Comment - Freedom of speech is the base of democracy

by Bill Jackson - The Regional

October 28, 2009

A motion preventing councillors from expressing their viewpoints to senior government officials is curious, and begs the question: Dows such protocol muzzle the voice of local constituents at the provincial and federal level - the people councillors are elected to serve?

Government backbenchers and MPs of all stripes need not agree with their Party's decisions and sometimes they don't depending on their constituents and their own beliefs.

After all, freedom of speech is the base of democracy.

During the last municipal election a local group formed a slate of candidates with a party platform - similar to those seen during provincial and federal elections - and planned to run a least one candidate in all six wards. This strategy was apparently devised to get things done at the council table regarding 'Caledonia' issues.

At the time, a number of local councillors balked at that approach, calling it undemocratic, given the underlying principle that local councillors are elected to represent local constituents, not a platform mandate.

The difference here is that councillors forming the slate could come to the council table with pre-determined objectives of their own.

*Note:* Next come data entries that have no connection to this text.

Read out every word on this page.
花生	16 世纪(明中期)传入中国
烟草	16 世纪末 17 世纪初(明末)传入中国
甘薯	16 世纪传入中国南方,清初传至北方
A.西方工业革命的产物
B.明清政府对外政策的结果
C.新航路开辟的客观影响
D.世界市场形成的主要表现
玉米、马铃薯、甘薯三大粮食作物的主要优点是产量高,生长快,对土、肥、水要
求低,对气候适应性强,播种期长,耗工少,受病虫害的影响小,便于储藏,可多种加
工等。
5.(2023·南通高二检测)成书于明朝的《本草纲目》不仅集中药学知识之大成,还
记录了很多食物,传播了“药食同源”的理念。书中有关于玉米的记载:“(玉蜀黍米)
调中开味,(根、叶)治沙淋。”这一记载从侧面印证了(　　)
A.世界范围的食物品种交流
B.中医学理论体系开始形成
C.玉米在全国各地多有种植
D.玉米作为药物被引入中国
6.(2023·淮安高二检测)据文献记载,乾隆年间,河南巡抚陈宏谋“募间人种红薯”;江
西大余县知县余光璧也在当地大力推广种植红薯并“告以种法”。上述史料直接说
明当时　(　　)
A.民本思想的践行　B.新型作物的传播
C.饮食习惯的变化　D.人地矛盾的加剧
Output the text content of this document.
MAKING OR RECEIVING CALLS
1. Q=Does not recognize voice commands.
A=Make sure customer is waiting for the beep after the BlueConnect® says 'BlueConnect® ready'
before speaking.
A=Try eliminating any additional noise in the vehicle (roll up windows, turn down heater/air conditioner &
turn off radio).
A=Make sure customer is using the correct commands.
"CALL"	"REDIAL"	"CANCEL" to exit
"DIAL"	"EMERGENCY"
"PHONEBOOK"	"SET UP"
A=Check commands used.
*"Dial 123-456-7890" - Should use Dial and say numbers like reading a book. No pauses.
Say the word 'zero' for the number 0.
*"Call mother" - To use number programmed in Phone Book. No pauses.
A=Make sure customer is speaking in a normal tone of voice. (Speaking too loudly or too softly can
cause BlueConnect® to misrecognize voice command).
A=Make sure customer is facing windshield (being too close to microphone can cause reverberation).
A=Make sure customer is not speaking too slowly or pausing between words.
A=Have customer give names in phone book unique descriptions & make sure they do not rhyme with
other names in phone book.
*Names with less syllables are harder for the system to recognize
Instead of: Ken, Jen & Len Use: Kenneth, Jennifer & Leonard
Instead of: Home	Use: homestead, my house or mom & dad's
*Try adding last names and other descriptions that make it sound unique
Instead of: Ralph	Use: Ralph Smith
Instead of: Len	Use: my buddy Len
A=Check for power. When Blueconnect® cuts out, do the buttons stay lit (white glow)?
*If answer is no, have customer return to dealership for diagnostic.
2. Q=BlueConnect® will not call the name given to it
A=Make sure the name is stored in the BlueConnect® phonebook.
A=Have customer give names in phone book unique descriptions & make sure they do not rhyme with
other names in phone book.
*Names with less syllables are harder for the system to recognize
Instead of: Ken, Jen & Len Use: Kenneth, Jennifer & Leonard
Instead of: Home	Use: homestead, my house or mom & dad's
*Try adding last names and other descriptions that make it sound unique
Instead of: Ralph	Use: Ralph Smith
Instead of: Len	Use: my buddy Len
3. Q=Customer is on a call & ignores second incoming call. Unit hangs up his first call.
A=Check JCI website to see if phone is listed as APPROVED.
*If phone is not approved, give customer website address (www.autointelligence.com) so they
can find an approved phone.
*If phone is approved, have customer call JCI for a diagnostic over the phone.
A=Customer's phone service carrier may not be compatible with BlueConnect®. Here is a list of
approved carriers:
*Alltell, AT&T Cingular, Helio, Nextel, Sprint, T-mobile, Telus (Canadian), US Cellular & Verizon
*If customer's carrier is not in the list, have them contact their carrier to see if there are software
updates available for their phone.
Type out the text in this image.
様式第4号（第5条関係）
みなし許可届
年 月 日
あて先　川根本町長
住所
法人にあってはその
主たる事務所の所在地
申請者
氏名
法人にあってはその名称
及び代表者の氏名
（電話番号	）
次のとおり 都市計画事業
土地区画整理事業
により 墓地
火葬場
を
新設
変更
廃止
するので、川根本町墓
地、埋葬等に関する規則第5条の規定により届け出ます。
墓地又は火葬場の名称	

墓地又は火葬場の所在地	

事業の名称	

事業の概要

As Coun. Tony Dalomonte pointed out, municipal councillors have ample opportunity to bring the concerns and issues of their constituents forward at the council table and debate them. But once council has taken an official position on any issue, it should stand above all else.

Councillors Lorne Boyko and Craig Grice have said that the new protocol prevents them from speaking to ministers about contentious issues in their own wards.

Boyko has always been one to speak out on behalf of his constituents, no matter what the majority of his colleagues think. During the last term of council he was turfed out of his role as deputy mayor due to this outspoken views at a public meeting when the public utility was up for sale.

It was a slap on the wrist at the time, but the principle behind the reprimand remains the same.

There's really nothing that can stop a councillor from stepping outside of the new protocol and speaking their mind. Essentially the protocol has not teeth, but it drives at spirit.

Dalimonte said his objective was not to reprimand anyone, but to achieve a collective stance on the issues facing Haldimand without each elected representative holding formal meetings with ministers and expressing their views willy nilly.

This is a fair approach to achieve corporate goals and objectives, but then again it isn't necessarily warranted, given that Haldimand's code of conduct already addresses the dilemma, permitting councillors to speak their mind, as long as they make it known that their opinions don't reflect council's.

That doesn't seem like a hard rule to follow.

One can only conclude that someone has dropped their handbook along the way. If so, there should be a movement to ensure that the majority of council isn't undermined.